O que é que torna Portugal tão atrativo para as start-ups? Quais são os principais fatores de atração?
É um facto que Portugal é uma localização altamente favorável para iniciar um novo negócio, nomeadamente no setor tecnológico. E é importante realçar que neste caso Portugal não se resume a Lisboa, sendo o "resto paisagem". Pelo contrário, por exemplo Aveiro, Braga, Coimbra, Porto e Viseu, para referir algumas cidades apenas, são também grandes centros de empreendedorismo.

Isto deve-se à qualidade dos empreendedores, claro, mas também ao trabalho dos inúmeros centros de incubação e ao espírito de colaboração entre os empreendedores, usualmente ausente de setores mais tradicionais da economia.

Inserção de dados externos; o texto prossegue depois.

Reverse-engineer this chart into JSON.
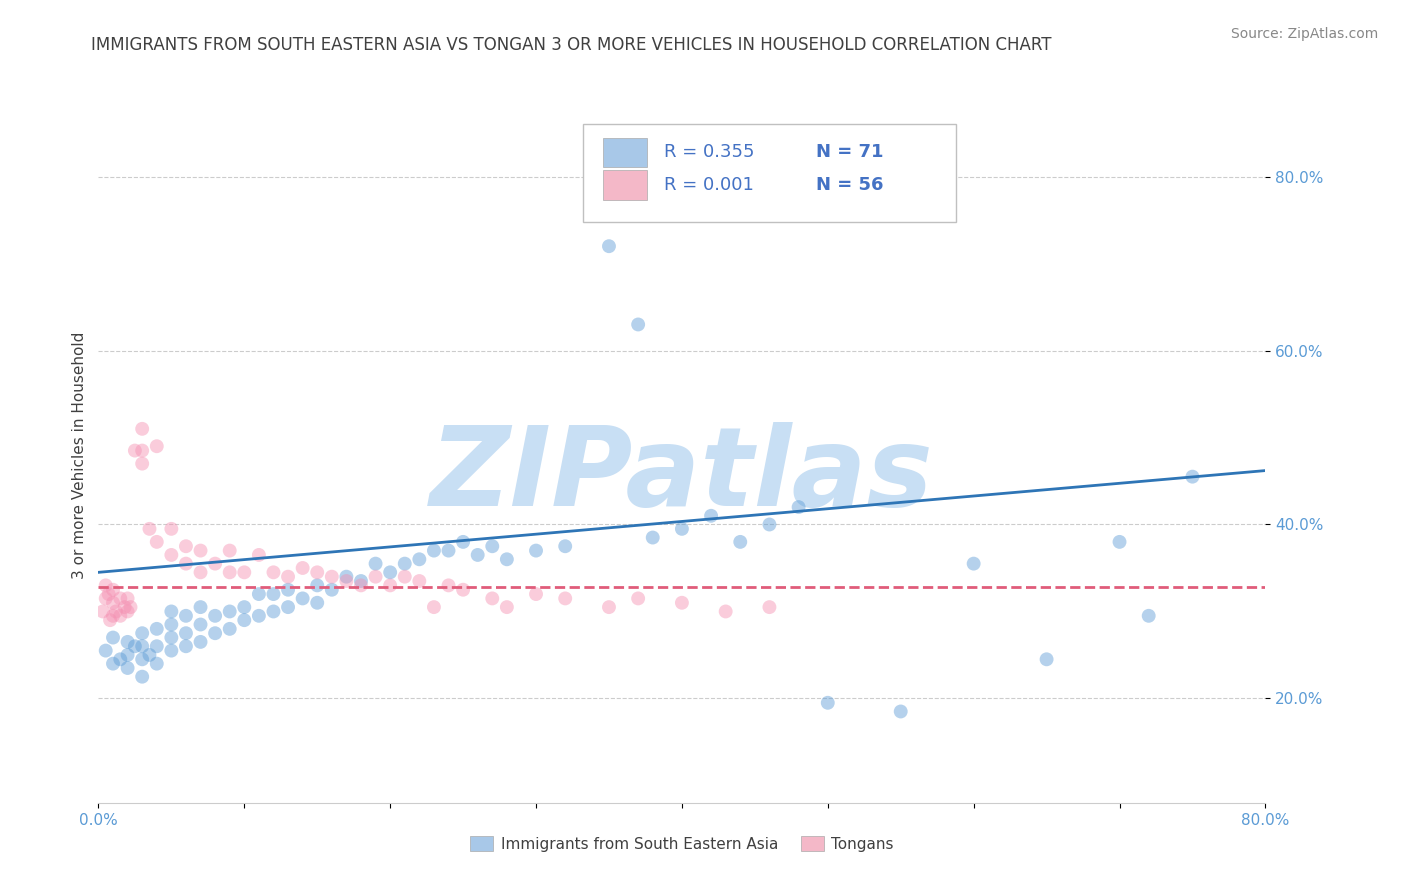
{
  "title": "IMMIGRANTS FROM SOUTH EASTERN ASIA VS TONGAN 3 OR MORE VEHICLES IN HOUSEHOLD CORRELATION CHART",
  "source_text": "Source: ZipAtlas.com",
  "ylabel": "3 or more Vehicles in Household",
  "xlim": [
    0.0,
    0.8
  ],
  "ylim": [
    0.08,
    0.88
  ],
  "xticks": [
    0.0,
    0.1,
    0.2,
    0.3,
    0.4,
    0.5,
    0.6,
    0.7,
    0.8
  ],
  "xticklabels": [
    "0.0%",
    "",
    "",
    "",
    "",
    "",
    "",
    "",
    "80.0%"
  ],
  "ytick_positions": [
    0.2,
    0.4,
    0.6,
    0.8
  ],
  "ytick_labels": [
    "20.0%",
    "40.0%",
    "60.0%",
    "80.0%"
  ],
  "legend_r1": "R = 0.355",
  "legend_n1": "N = 71",
  "legend_r2": "R = 0.001",
  "legend_n2": "N = 56",
  "legend_color1": "#a8c8e8",
  "legend_color2": "#f4b8c8",
  "blue_series_color": "#5b9bd5",
  "pink_series_color": "#f48fb1",
  "blue_trend_color": "#2e75b6",
  "pink_trend_color": "#e05c7a",
  "legend_text_color": "#4472c4",
  "watermark_text": "ZIPatlas",
  "watermark_color": "#c8dff4",
  "background_color": "#ffffff",
  "title_color": "#404040",
  "blue_scatter_x": [
    0.005,
    0.01,
    0.01,
    0.015,
    0.02,
    0.02,
    0.02,
    0.025,
    0.03,
    0.03,
    0.03,
    0.03,
    0.035,
    0.04,
    0.04,
    0.04,
    0.05,
    0.05,
    0.05,
    0.05,
    0.06,
    0.06,
    0.06,
    0.07,
    0.07,
    0.07,
    0.08,
    0.08,
    0.09,
    0.09,
    0.1,
    0.1,
    0.11,
    0.11,
    0.12,
    0.12,
    0.13,
    0.13,
    0.14,
    0.15,
    0.15,
    0.16,
    0.17,
    0.18,
    0.19,
    0.2,
    0.21,
    0.22,
    0.23,
    0.24,
    0.25,
    0.26,
    0.27,
    0.28,
    0.3,
    0.32,
    0.35,
    0.37,
    0.38,
    0.4,
    0.42,
    0.44,
    0.46,
    0.48,
    0.5,
    0.55,
    0.6,
    0.65,
    0.7,
    0.72,
    0.75
  ],
  "blue_scatter_y": [
    0.255,
    0.24,
    0.27,
    0.245,
    0.235,
    0.25,
    0.265,
    0.26,
    0.225,
    0.245,
    0.26,
    0.275,
    0.25,
    0.24,
    0.26,
    0.28,
    0.255,
    0.27,
    0.285,
    0.3,
    0.26,
    0.275,
    0.295,
    0.265,
    0.285,
    0.305,
    0.275,
    0.295,
    0.28,
    0.3,
    0.29,
    0.305,
    0.295,
    0.32,
    0.3,
    0.32,
    0.305,
    0.325,
    0.315,
    0.31,
    0.33,
    0.325,
    0.34,
    0.335,
    0.355,
    0.345,
    0.355,
    0.36,
    0.37,
    0.37,
    0.38,
    0.365,
    0.375,
    0.36,
    0.37,
    0.375,
    0.72,
    0.63,
    0.385,
    0.395,
    0.41,
    0.38,
    0.4,
    0.42,
    0.195,
    0.185,
    0.355,
    0.245,
    0.38,
    0.295,
    0.455
  ],
  "pink_scatter_x": [
    0.003,
    0.005,
    0.005,
    0.007,
    0.008,
    0.01,
    0.01,
    0.01,
    0.012,
    0.015,
    0.015,
    0.018,
    0.02,
    0.02,
    0.022,
    0.025,
    0.03,
    0.03,
    0.03,
    0.035,
    0.04,
    0.04,
    0.05,
    0.05,
    0.06,
    0.06,
    0.07,
    0.07,
    0.08,
    0.09,
    0.09,
    0.1,
    0.11,
    0.12,
    0.13,
    0.14,
    0.15,
    0.16,
    0.17,
    0.18,
    0.19,
    0.2,
    0.21,
    0.22,
    0.23,
    0.24,
    0.25,
    0.27,
    0.28,
    0.3,
    0.32,
    0.35,
    0.37,
    0.4,
    0.43,
    0.46
  ],
  "pink_scatter_y": [
    0.3,
    0.315,
    0.33,
    0.32,
    0.29,
    0.295,
    0.31,
    0.325,
    0.3,
    0.295,
    0.315,
    0.305,
    0.3,
    0.315,
    0.305,
    0.485,
    0.47,
    0.485,
    0.51,
    0.395,
    0.38,
    0.49,
    0.365,
    0.395,
    0.355,
    0.375,
    0.37,
    0.345,
    0.355,
    0.345,
    0.37,
    0.345,
    0.365,
    0.345,
    0.34,
    0.35,
    0.345,
    0.34,
    0.335,
    0.33,
    0.34,
    0.33,
    0.34,
    0.335,
    0.305,
    0.33,
    0.325,
    0.315,
    0.305,
    0.32,
    0.315,
    0.305,
    0.315,
    0.31,
    0.3,
    0.305
  ],
  "blue_trend_x": [
    0.0,
    0.8
  ],
  "blue_trend_y": [
    0.345,
    0.462
  ],
  "pink_trend_x": [
    0.0,
    0.8
  ],
  "pink_trend_y": [
    0.328,
    0.328
  ],
  "grid_color": "#cccccc",
  "title_fontsize": 12,
  "axis_label_fontsize": 11,
  "tick_fontsize": 11,
  "marker_size": 100,
  "marker_alpha": 0.45
}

Ajudam ainda a qualidade e flexibilidade dos recursos humanos, as excelentes infraestruturas, em particular nas comunicações e transportes (incluindo o aumento dos destinos e frequências das ligações aéreas), vários incentivos financeiros e fiscais disponíveis, a qualidade de vida proporcionada e o facto de Portugal "estar na moda" enquanto destino de residência, o que permite atrair muito talento.

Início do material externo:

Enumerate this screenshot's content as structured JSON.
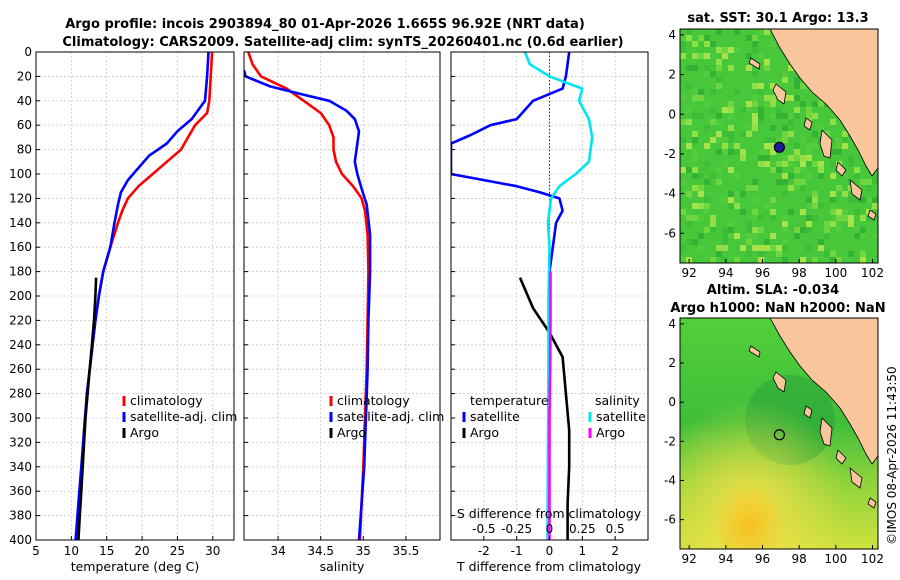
{
  "title_line1": "Argo profile: incois 2903894_80 01-Apr-2026 1.665S 96.92E (NRT data)",
  "title_line2": "Climatology: CARS2009. Satellite-adj clim: synTS_20260401.nc (0.6d earlier)",
  "watermark": "©IMOS 08-Apr-2026 11:43:50",
  "colors": {
    "climatology": "#ff0000",
    "satellite": "#0000ff",
    "argo": "#000000",
    "sal_sat": "#00e5ee",
    "sal_argo": "#ff00ff",
    "land": "#f9c59b"
  },
  "chart_data": [
    {
      "type": "line",
      "id": "temperature",
      "xlabel": "temperature (deg C)",
      "xlim": [
        5,
        33
      ],
      "ylim": [
        400,
        0
      ],
      "xticks": [
        5,
        10,
        15,
        20,
        25,
        30
      ],
      "yticks": [
        0,
        20,
        40,
        60,
        80,
        100,
        120,
        140,
        160,
        180,
        200,
        220,
        240,
        260,
        280,
        300,
        320,
        340,
        360,
        380,
        400
      ],
      "grid": true,
      "legend": [
        "climatology",
        "satellite-adj. clim",
        "Argo"
      ],
      "series": [
        {
          "name": "climatology",
          "color": "#ff0000",
          "points": [
            [
              29.9,
              0
            ],
            [
              29.7,
              20
            ],
            [
              29.5,
              40
            ],
            [
              29.2,
              50
            ],
            [
              27.5,
              60
            ],
            [
              26.5,
              70
            ],
            [
              25.5,
              80
            ],
            [
              23.5,
              90
            ],
            [
              21.5,
              100
            ],
            [
              19.5,
              110
            ],
            [
              18.0,
              120
            ],
            [
              17.2,
              130
            ],
            [
              16.6,
              140
            ],
            [
              15.5,
              160
            ],
            [
              14.5,
              180
            ],
            [
              13.9,
              200
            ],
            [
              13.4,
              220
            ],
            [
              12.8,
              250
            ],
            [
              12.2,
              280
            ],
            [
              11.8,
              310
            ],
            [
              11.5,
              340
            ],
            [
              11.2,
              370
            ],
            [
              11.0,
              400
            ]
          ]
        },
        {
          "name": "satellite-adj. clim",
          "color": "#0000ff",
          "points": [
            [
              29.4,
              0
            ],
            [
              29.2,
              20
            ],
            [
              28.9,
              40
            ],
            [
              27.0,
              55
            ],
            [
              25.0,
              65
            ],
            [
              23.5,
              75
            ],
            [
              21.0,
              85
            ],
            [
              19.5,
              95
            ],
            [
              18.0,
              105
            ],
            [
              17.0,
              115
            ],
            [
              16.6,
              125
            ],
            [
              16.1,
              140
            ],
            [
              15.5,
              160
            ],
            [
              14.5,
              180
            ],
            [
              13.9,
              200
            ],
            [
              13.4,
              220
            ],
            [
              12.8,
              250
            ],
            [
              12.2,
              280
            ],
            [
              11.8,
              310
            ],
            [
              11.4,
              340
            ],
            [
              11.0,
              370
            ],
            [
              10.6,
              400
            ]
          ]
        },
        {
          "name": "Argo",
          "color": "#000000",
          "points": [
            [
              13.5,
              185
            ],
            [
              13.4,
              200
            ],
            [
              13.2,
              220
            ],
            [
              12.9,
              240
            ],
            [
              12.6,
              260
            ],
            [
              12.3,
              280
            ],
            [
              12.0,
              300
            ],
            [
              11.8,
              320
            ],
            [
              11.6,
              340
            ],
            [
              11.4,
              360
            ],
            [
              11.2,
              380
            ],
            [
              11.0,
              400
            ]
          ]
        }
      ]
    },
    {
      "type": "line",
      "id": "salinity",
      "xlabel": "salinity",
      "xlim": [
        33.6,
        35.9
      ],
      "ylim": [
        400,
        0
      ],
      "xticks": [
        34,
        34.5,
        35,
        35.5
      ],
      "grid": true,
      "legend": [
        "climatology",
        "satellite-adj. clim",
        "Argo"
      ],
      "series": [
        {
          "name": "climatology",
          "color": "#ff0000",
          "points": [
            [
              33.65,
              0
            ],
            [
              33.7,
              10
            ],
            [
              33.8,
              20
            ],
            [
              34.1,
              30
            ],
            [
              34.3,
              40
            ],
            [
              34.5,
              50
            ],
            [
              34.6,
              60
            ],
            [
              34.65,
              70
            ],
            [
              34.65,
              80
            ],
            [
              34.68,
              90
            ],
            [
              34.75,
              100
            ],
            [
              34.88,
              110
            ],
            [
              34.98,
              120
            ],
            [
              35.02,
              130
            ],
            [
              35.05,
              150
            ],
            [
              35.06,
              180
            ],
            [
              35.05,
              220
            ],
            [
              35.04,
              260
            ],
            [
              35.02,
              300
            ],
            [
              35.0,
              340
            ],
            [
              34.98,
              370
            ],
            [
              34.96,
              400
            ]
          ]
        },
        {
          "name": "satellite-adj. clim",
          "color": "#0000ff",
          "points": [
            [
              33.6,
              15
            ],
            [
              33.62,
              20
            ],
            [
              33.9,
              28
            ],
            [
              34.3,
              35
            ],
            [
              34.6,
              40
            ],
            [
              34.8,
              48
            ],
            [
              34.9,
              55
            ],
            [
              34.95,
              65
            ],
            [
              34.92,
              80
            ],
            [
              34.9,
              90
            ],
            [
              34.93,
              100
            ],
            [
              34.98,
              112
            ],
            [
              35.04,
              125
            ],
            [
              35.08,
              150
            ],
            [
              35.08,
              180
            ],
            [
              35.06,
              220
            ],
            [
              35.05,
              260
            ],
            [
              35.03,
              300
            ],
            [
              35.01,
              340
            ],
            [
              34.98,
              370
            ],
            [
              34.95,
              400
            ]
          ]
        },
        {
          "name": "Argo",
          "color": "#000000",
          "points": []
        }
      ]
    },
    {
      "type": "line",
      "id": "difference",
      "xlabel": "T difference from climatology",
      "xlabel_top": "S difference from climatology",
      "xlim": [
        -3,
        3
      ],
      "ylim": [
        400,
        0
      ],
      "xticks": [
        -2,
        -1,
        0,
        1,
        2
      ],
      "s_ticks": [
        "-0.5",
        "-0.25",
        "0",
        "0.25",
        "0.5"
      ],
      "s_tick_values": [
        -0.5,
        -0.25,
        0,
        0.25,
        0.5
      ],
      "s_scale": 0.25,
      "grid": true,
      "legend_left_title": "temperature",
      "legend_right_title": "salinity",
      "legend_left": [
        "satellite",
        "Argo"
      ],
      "legend_right": [
        "satellite",
        "Argo"
      ],
      "series": [
        {
          "name": "T satellite",
          "color": "#0000ff",
          "points": [
            [
              0.6,
              0
            ],
            [
              0.5,
              20
            ],
            [
              0.4,
              30
            ],
            [
              -0.5,
              40
            ],
            [
              -1.0,
              55
            ],
            [
              -1.8,
              60
            ],
            [
              -2.4,
              68
            ],
            [
              -3.0,
              75
            ],
            [
              -3.0,
              100
            ],
            [
              -2.2,
              104
            ],
            [
              -1.0,
              110
            ],
            [
              -0.3,
              115
            ],
            [
              0.3,
              120
            ],
            [
              0.4,
              130
            ],
            [
              0.2,
              140
            ],
            [
              0.1,
              160
            ],
            [
              0.0,
              180
            ],
            [
              -0.02,
              260
            ],
            [
              -0.03,
              400
            ]
          ]
        },
        {
          "name": "T Argo",
          "color": "#000000",
          "points": [
            [
              -0.9,
              185
            ],
            [
              -0.5,
              210
            ],
            [
              0.0,
              230
            ],
            [
              0.4,
              250
            ],
            [
              0.5,
              280
            ],
            [
              0.6,
              310
            ],
            [
              0.6,
              340
            ],
            [
              0.55,
              370
            ],
            [
              0.55,
              400
            ]
          ]
        },
        {
          "name": "S satellite",
          "color": "#00e5ee",
          "points": [
            [
              -0.75,
              0
            ],
            [
              -0.6,
              10
            ],
            [
              0.0,
              20
            ],
            [
              1.0,
              30
            ],
            [
              0.9,
              40
            ],
            [
              1.2,
              55
            ],
            [
              1.3,
              70
            ],
            [
              1.2,
              90
            ],
            [
              0.8,
              100
            ],
            [
              0.3,
              110
            ],
            [
              0.05,
              120
            ],
            [
              -0.05,
              140
            ],
            [
              0.0,
              160
            ],
            [
              -0.03,
              200
            ],
            [
              -0.03,
              260
            ],
            [
              -0.05,
              330
            ],
            [
              -0.06,
              400
            ]
          ]
        },
        {
          "name": "S Argo",
          "color": "#ff00ff",
          "points": [
            [
              0.03,
              180
            ],
            [
              0.03,
              220
            ],
            [
              0.02,
              260
            ],
            [
              0.0,
              300
            ],
            [
              0.0,
              340
            ],
            [
              0.0,
              400
            ]
          ]
        }
      ]
    },
    {
      "type": "heatmap",
      "id": "sst_map",
      "title": "sat. SST: 30.1 Argo: 13.3",
      "xlim": [
        91.5,
        102.3
      ],
      "ylim": [
        -7.5,
        4.3
      ],
      "xticks": [
        92,
        94,
        96,
        98,
        100,
        102
      ],
      "yticks": [
        4,
        2,
        0,
        -2,
        -4,
        -6
      ],
      "marker": {
        "lon": 96.92,
        "lat": -1.665,
        "filled": true
      }
    },
    {
      "type": "heatmap",
      "id": "sla_map",
      "title_line1": "Altim. SLA: -0.034",
      "title_line2": "Argo h1000: NaN h2000: NaN",
      "xlim": [
        91.5,
        102.3
      ],
      "ylim": [
        -7.5,
        4.3
      ],
      "xticks": [
        92,
        94,
        96,
        98,
        100,
        102
      ],
      "yticks": [
        4,
        2,
        0,
        -2,
        -4,
        -6
      ],
      "marker": {
        "lon": 96.92,
        "lat": -1.665,
        "filled": false
      }
    }
  ]
}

Quais são os fatores para ter um ecossistema favorável às start-ups?
A conjugação de muitas vontades individuais de "arriscar" numa ideia inovadora é o primeiro passo para um ecossistema empreendedor. Depois, todas as características que referi antes são também essenciais, como base, como pilares do enquadramento envolvente desse ecossistema.

Em seguida o ecossistema precisa de facilitadores e as incubadoras são essenciais na disponibilização de serviços de apoio, aconselhamento ou orientação para que a "excelente e inovadora ideia" não seja de imediato abafada pelas dificuldades práticas do arranque. Neste quadro os "business angels" (incluindo a APBA, Associação Portuguesa de Business Angels) e o seed capital são uma peça fundamental do ecossistema, porque para além de providenciarem fundos de arranque ou para o período imediatamente subsequente ao arranque, também têm aquela capacidade de mentoring e ainda de ligação a parceiros essenciais ao sucesso da atividade que referi.

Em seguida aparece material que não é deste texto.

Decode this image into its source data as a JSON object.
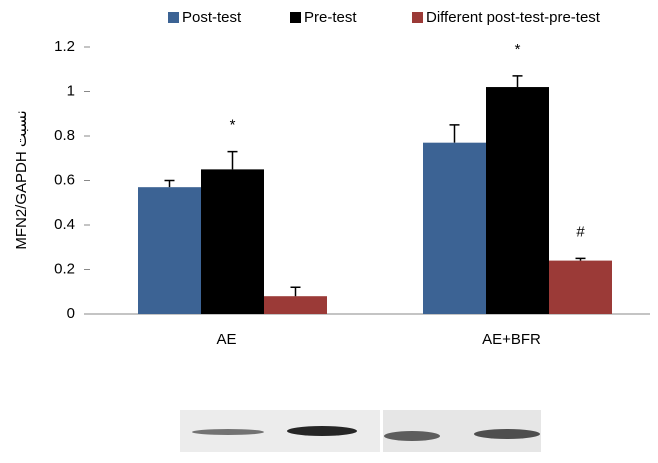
{
  "chart_data": {
    "type": "bar",
    "categories": [
      "AE",
      "AE+BFR"
    ],
    "series": [
      {
        "name": "Post-test",
        "color": "#3c6394",
        "values": [
          0.57,
          0.77
        ],
        "errors": [
          0.03,
          0.08
        ]
      },
      {
        "name": "Pre-test",
        "color": "#000000",
        "values": [
          0.65,
          1.02
        ],
        "errors": [
          0.08,
          0.05
        ]
      },
      {
        "name": "Different post-test-pre-test",
        "color": "#9b3a37",
        "values": [
          0.08,
          0.24
        ],
        "errors": [
          0.04,
          0.01
        ]
      }
    ],
    "ylabel": "MFN2/GAPDH نسبت",
    "ylim": [
      0,
      1.2
    ],
    "yticks": [
      0,
      0.2,
      0.4,
      0.6,
      0.8,
      1,
      1.2
    ],
    "annotations": [
      "*",
      "*",
      "#"
    ],
    "legend": "top"
  }
}
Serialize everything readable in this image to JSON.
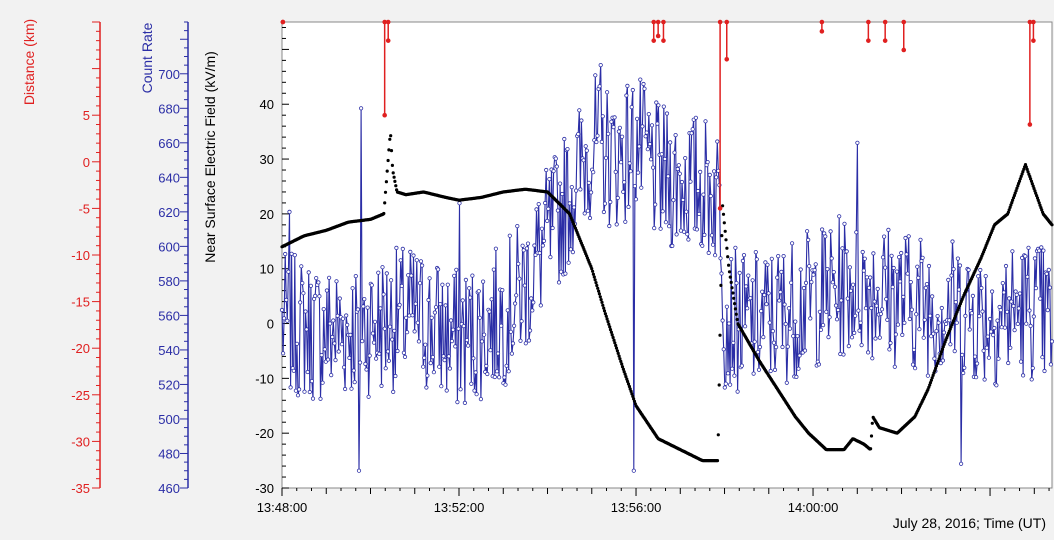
{
  "chart_data": {
    "type": "line",
    "xlabel": "July 28, 2016; Time (UT)",
    "x_ticks": [
      "13:48:00",
      "13:52:00",
      "13:56:00",
      "14:00:00"
    ],
    "x_range_minutes": [
      0,
      17.4
    ],
    "axes": {
      "distance": {
        "label": "Distance (km)",
        "color": "#e02020",
        "ylim": [
          -35,
          15
        ],
        "ticks": [
          "5",
          "0",
          "-5",
          "-10",
          "-15",
          "-20",
          "-25",
          "-30",
          "-35"
        ]
      },
      "count_rate": {
        "label": "Count Rate",
        "color": "#2b2ea6",
        "ylim": [
          460,
          730
        ],
        "ticks": [
          "700",
          "680",
          "660",
          "640",
          "620",
          "600",
          "580",
          "560",
          "540",
          "520",
          "500",
          "480",
          "460"
        ]
      },
      "efield": {
        "label": "Near Surface Electric Field (kV/m)",
        "color": "#000000",
        "ylim": [
          -30,
          55
        ],
        "ticks": [
          "40",
          "30",
          "20",
          "10",
          "0",
          "-10",
          "-20",
          "-30"
        ]
      }
    },
    "series": [
      {
        "key": "efield",
        "axis": "efield",
        "color": "#000000",
        "style": "dots",
        "x": [
          0,
          0.5,
          1,
          1.5,
          2,
          2.3,
          2.45,
          2.5,
          2.6,
          2.8,
          3.2,
          3.7,
          4,
          4.5,
          5,
          5.5,
          6,
          6.5,
          7,
          7.3,
          7.7,
          8,
          8.5,
          9,
          9.5,
          9.85,
          9.95,
          10.1,
          10.3,
          10.8,
          11.2,
          11.6,
          11.9,
          12.3,
          12.7,
          12.9,
          13.15,
          13.3,
          13.35,
          13.5,
          13.9,
          14.3,
          14.6,
          15,
          15.4,
          15.8,
          16.1,
          16.4,
          16.8,
          17.2,
          17.4
        ],
        "y": [
          14,
          16,
          17,
          18.5,
          19,
          20,
          35,
          28,
          24,
          23.5,
          24,
          23,
          22.5,
          23,
          24,
          24.5,
          24,
          20,
          10,
          2,
          -8,
          -15,
          -21,
          -23,
          -25,
          -25,
          22,
          10,
          0,
          -7,
          -12,
          -17,
          -20,
          -23,
          -23,
          -21,
          -22,
          -23,
          -17,
          -19,
          -20,
          -17,
          -12,
          -3,
          5,
          12,
          18,
          20,
          29,
          20,
          18
        ]
      },
      {
        "key": "count",
        "axis": "count_rate",
        "color": "#2b2ea6",
        "style": "noisy-line",
        "x": [
          0,
          1,
          2,
          3,
          4,
          5,
          5.5,
          6,
          6.5,
          7,
          7.5,
          8,
          8.5,
          9,
          9.5,
          9.9,
          10,
          10.5,
          11,
          12,
          13,
          14,
          15,
          16,
          17,
          17.4
        ],
        "y": [
          555,
          550,
          555,
          560,
          545,
          560,
          578,
          605,
          630,
          660,
          650,
          660,
          640,
          638,
          635,
          630,
          560,
          555,
          558,
          570,
          580,
          570,
          565,
          560,
          565,
          555
        ],
        "noise_amplitude": 42,
        "spikes": [
          {
            "x": 0.18,
            "y": 620
          },
          {
            "x": 1.8,
            "y": 680
          },
          {
            "x": 1.75,
            "y": 470
          },
          {
            "x": 4.0,
            "y": 625
          },
          {
            "x": 7.2,
            "y": 705
          },
          {
            "x": 7.95,
            "y": 470
          },
          {
            "x": 15.35,
            "y": 474
          },
          {
            "x": 13.0,
            "y": 660
          }
        ]
      },
      {
        "key": "distance",
        "axis": "distance",
        "color": "#e02020",
        "style": "flash-markers",
        "flashes": [
          {
            "x": 0.02,
            "y_top": 15,
            "y_bottom": 15
          },
          {
            "x": 2.32,
            "y_top": 15,
            "y_bottom": 5
          },
          {
            "x": 2.4,
            "y_top": 15,
            "y_bottom": 13
          },
          {
            "x": 8.4,
            "y_top": 15,
            "y_bottom": 13
          },
          {
            "x": 8.5,
            "y_top": 15,
            "y_bottom": 13.5
          },
          {
            "x": 8.62,
            "y_top": 15,
            "y_bottom": 13
          },
          {
            "x": 9.9,
            "y_top": 15,
            "y_bottom": -5
          },
          {
            "x": 10.05,
            "y_top": 15,
            "y_bottom": 11
          },
          {
            "x": 12.2,
            "y_top": 15,
            "y_bottom": 14
          },
          {
            "x": 13.25,
            "y_top": 15,
            "y_bottom": 13
          },
          {
            "x": 13.63,
            "y_top": 15,
            "y_bottom": 13
          },
          {
            "x": 14.05,
            "y_top": 15,
            "y_bottom": 12
          },
          {
            "x": 16.9,
            "y_top": 15,
            "y_bottom": 4
          },
          {
            "x": 16.98,
            "y_top": 15,
            "y_bottom": 13
          }
        ]
      }
    ],
    "grid": false
  }
}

Um dos problemas apontados é a falta de condições de escalabilidade. É apenas uma questão de financiamento, de mercado?
Apontaria mais para a ausência de capital e falta de cooperação do que para a dimensão do mercado. É um facto que um início promissor usualmente conduz à migração da gestão do projeto para o estrangeiro. Nas start-ups tecnológicas ou digitais, mesmo em mercados duais, a dimensão do mercado não é um constrangimento relevante, pois o mercado pode ser global. A facilidade de comunicação digital e o uso de uma língua franca, o inglês, tornaram obsoleta, na maioria dos casos, a ideia de um mercado delimitado por fronteiras.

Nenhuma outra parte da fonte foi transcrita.